The demo runs in your local terminal. For long-term 24/7 operation:

  • Dockerize: Package the mcp/ folder into a Docker container to ensure environment stability.
  • Background Service: Instead of running ./start_mcp.sh in an open terminal, use systemd (Linux) or NSSM (Windows) to run the script as a background service.
  • Network: Ensure the machine running the MCP Bridge has stable internet access to connect to the SenseCraft Cloud (wss://...).

Troubleshooting

❌ Docker Containers Not Starting
  • Symptom: docker-compose ps shows containers in "Exited" state.
  • Solution:
    1. Check Docker Desktop is running
    2. View logs: docker-compose -f docker-compose.prod.yml logs
    3. Ensure port 2125 is not in use
    4. Try rebuilding: docker-compose -f docker-compose.prod.yml up -d --build
❌ API Key Invalid (401 Unauthorized)
  • Symptom: MCP bridge logs show 401 Unauthorized or "Invalid API Key".
  • Solution:
    1. Verify the API key in mcp/config.yml is correct
    2. Check the API key is still active in User Management
    3. Ensure there are no extra spaces or quotes around the key
    4. Try creating a new API key
❌ Backend Service Not Running
  • Symptom: AI responds with "Cannot connect to backend service".
  • Solution:
    1. Check the container is running: docker-compose -f docker-compose.prod.yml ps
    2. Verify backend health: curl http://localhost:2125/api/dashboard/stats
    3. Check logs: docker-compose -f docker-compose.prod.yml logs
❌ MCP Connection Timeout
  • Symptom: The script hangs at "Connecting to WebSocket server..." indefinitely.
  • Solution:
    1. Verify your MCP_ENDPOINT is correct (check for typos).
    2. Ensure the URL starts with wss:// (Secure WebSocket).
    3. Check your internet connection (outbound traffic to SenseCraft Cloud).
❌ Tool Not Recognized
  • Symptom: You speak a command, but the AI says "I don't know how to do that" or doesn't trigger the tool.
  • Solution:
    1. Check Naming: Use clear, English descriptive names for functions.
    2. Check Docstrings: Make sure the docstring explicitly describes the intent (e.g., "Use this to check stock").
    3. Restart: You must restart the MCP server script after any code change.
❌ Connection Limit Exceeded
  • Symptom: Error log shows "Maximum connections reached".
  • Solution:
    1. Each Endpoint has a connection limit. Ensure you don't have multiple terminals running the script simultaneously.
    2. Close other connections and wait a few minutes before retrying.
❌ Connection Refused / WebSocket 443 Blocked

Symptom: You see [WinError 1225] Connection refused or the script hangs at Connecting to WebSocket server..., even with the correct Endpoint URL.

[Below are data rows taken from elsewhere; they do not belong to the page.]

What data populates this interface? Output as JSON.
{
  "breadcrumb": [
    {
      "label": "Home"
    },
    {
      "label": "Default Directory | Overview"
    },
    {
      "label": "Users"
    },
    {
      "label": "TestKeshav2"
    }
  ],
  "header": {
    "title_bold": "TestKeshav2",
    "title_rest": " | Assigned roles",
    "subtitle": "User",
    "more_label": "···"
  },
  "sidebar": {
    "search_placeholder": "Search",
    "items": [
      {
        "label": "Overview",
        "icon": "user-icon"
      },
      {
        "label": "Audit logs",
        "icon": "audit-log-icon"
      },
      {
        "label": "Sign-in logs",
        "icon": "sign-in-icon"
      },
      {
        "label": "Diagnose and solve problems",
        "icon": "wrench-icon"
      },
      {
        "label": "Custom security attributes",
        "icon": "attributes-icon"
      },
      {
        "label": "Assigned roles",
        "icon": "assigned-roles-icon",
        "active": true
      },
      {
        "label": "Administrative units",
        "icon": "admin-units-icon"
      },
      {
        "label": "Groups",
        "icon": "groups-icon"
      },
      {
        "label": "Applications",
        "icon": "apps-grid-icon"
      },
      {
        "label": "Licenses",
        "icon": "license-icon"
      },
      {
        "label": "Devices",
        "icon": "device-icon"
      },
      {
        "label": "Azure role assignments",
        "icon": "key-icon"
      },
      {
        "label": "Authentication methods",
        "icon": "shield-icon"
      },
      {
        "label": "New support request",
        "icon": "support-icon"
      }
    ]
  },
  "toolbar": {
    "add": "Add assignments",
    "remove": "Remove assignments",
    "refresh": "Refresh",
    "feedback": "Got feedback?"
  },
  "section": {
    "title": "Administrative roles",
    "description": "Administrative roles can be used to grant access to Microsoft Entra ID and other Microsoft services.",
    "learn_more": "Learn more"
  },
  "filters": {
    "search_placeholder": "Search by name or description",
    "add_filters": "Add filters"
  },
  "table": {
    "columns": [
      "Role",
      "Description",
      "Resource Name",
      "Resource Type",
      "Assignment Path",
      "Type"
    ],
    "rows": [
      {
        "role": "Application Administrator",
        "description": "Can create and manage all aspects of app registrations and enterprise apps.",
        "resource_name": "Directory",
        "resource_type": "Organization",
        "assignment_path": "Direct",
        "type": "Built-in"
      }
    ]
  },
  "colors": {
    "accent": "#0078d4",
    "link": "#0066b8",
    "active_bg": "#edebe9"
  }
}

Cause: Corporate Firewall Blocking. Many office networks (or VPNs) strictly block WebSocket (wss://) traffic or non-standard protocols, even on port 443.

Quick Solutions:

  1. 📱 The "Hotspot Test" (Recommended) Disconnect from the office network/VPN and connect your computer to a Mobile Hotspot (4G/5G).

    • If it works: Your office network is blocking the connection.
  2. 🔧 Configure Proxy If your company requires a proxy, set it before running:

    • Windows: $env:HTTPS_PROXY="http://your-proxy:port"
    • Mac/Linux: export HTTPS_PROXY="http://your-proxy:port"
  3. 🛡️ Whitelist Ask IT to allow WebSocket (WSS) traffic for: *.seeed.cc.